Discovery of a new meson - April 2003
New particle called Ds (2317) has been unexpectedly discovered using BaBar detector while analysing result to study the difference between matter and antimatter using bottom quarks. The new mesonic particle has a mass of 2.32 GeV/c2 and consists of a charm quark and an anti-strange quark. The mass is lower than theoretical prediction and the decay is found to violate isospin conservation. This could either mean that the quark potential
model need some modification or, even more dramatic, the state is of an entirely different kind (four quark state?)
Discovery of five-quark particles - July 2003
Scientists in Japan and United State has confirmed the discovery of a particle containing two up quarks, two down quarks and an anti-strange quark.

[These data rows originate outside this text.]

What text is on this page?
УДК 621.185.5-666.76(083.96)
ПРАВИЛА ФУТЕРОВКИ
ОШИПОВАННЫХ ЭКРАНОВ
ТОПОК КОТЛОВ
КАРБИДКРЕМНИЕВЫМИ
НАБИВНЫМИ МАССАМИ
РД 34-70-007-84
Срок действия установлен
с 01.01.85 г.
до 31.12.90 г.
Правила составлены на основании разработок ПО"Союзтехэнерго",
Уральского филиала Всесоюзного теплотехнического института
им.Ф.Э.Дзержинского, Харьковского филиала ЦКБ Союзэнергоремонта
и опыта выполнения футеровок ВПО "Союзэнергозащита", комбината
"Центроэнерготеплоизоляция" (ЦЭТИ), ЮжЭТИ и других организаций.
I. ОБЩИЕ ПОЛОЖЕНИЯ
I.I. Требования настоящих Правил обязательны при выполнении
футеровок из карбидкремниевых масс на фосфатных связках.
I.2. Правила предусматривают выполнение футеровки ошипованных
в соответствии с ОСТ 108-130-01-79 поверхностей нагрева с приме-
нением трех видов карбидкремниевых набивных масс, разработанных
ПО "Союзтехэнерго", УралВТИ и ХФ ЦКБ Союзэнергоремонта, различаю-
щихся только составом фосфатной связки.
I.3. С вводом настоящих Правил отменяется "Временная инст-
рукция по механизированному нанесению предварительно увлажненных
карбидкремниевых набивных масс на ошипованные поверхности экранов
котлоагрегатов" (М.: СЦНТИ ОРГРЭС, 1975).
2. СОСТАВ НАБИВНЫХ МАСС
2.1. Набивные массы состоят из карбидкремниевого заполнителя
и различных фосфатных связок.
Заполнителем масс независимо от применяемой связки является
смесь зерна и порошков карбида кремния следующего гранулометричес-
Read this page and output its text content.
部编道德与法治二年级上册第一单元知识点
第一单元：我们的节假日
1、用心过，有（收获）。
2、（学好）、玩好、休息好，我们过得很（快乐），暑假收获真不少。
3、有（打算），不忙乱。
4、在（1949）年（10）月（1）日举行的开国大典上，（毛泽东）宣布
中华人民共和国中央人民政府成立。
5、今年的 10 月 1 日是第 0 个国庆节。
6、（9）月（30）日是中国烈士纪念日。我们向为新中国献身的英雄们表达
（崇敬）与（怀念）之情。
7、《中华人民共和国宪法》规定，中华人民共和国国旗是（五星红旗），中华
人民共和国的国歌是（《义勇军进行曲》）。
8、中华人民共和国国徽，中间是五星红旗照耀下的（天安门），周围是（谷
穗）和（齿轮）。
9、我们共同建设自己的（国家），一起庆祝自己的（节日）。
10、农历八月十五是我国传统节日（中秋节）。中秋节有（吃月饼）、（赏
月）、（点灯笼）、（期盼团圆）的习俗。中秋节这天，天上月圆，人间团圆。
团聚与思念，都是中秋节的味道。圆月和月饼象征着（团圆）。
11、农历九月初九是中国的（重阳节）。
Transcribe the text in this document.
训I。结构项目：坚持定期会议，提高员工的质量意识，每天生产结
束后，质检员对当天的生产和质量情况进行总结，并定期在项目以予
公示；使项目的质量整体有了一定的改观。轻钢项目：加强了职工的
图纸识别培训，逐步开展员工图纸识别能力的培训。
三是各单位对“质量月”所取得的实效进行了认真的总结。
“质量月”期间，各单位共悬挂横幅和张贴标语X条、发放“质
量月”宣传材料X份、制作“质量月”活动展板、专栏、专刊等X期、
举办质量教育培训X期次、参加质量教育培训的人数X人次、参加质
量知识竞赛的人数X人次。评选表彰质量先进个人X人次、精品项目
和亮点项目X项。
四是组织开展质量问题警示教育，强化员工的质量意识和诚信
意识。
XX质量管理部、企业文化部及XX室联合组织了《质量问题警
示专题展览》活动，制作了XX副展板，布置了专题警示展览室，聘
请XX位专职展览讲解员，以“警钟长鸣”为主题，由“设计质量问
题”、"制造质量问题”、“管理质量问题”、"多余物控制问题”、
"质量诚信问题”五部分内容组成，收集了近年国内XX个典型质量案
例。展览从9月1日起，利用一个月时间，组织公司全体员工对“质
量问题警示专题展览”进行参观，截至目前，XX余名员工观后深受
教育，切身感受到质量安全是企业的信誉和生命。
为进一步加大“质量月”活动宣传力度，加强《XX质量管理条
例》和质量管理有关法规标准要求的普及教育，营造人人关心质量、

It has a mass of about 1.5 times the mass of a proton (Physical Review Letters, 91, 012002). In fact the existence of such a particle has already been predicted back in 1997 by Russian scientists at the Petersburg Nuclear Physics Institute.
The pentaquark, created from a high-energy gamma-ray (2.4 GeV) interact with a neutron, has only a life-time of the order of 10-20 seconds before decaying into a meson (positive kaon) and a neutron. It may hold clues to the early Universe, just after big bang and the nature of strong force. More studies will be needed to determine the physical, structural nature of the particle.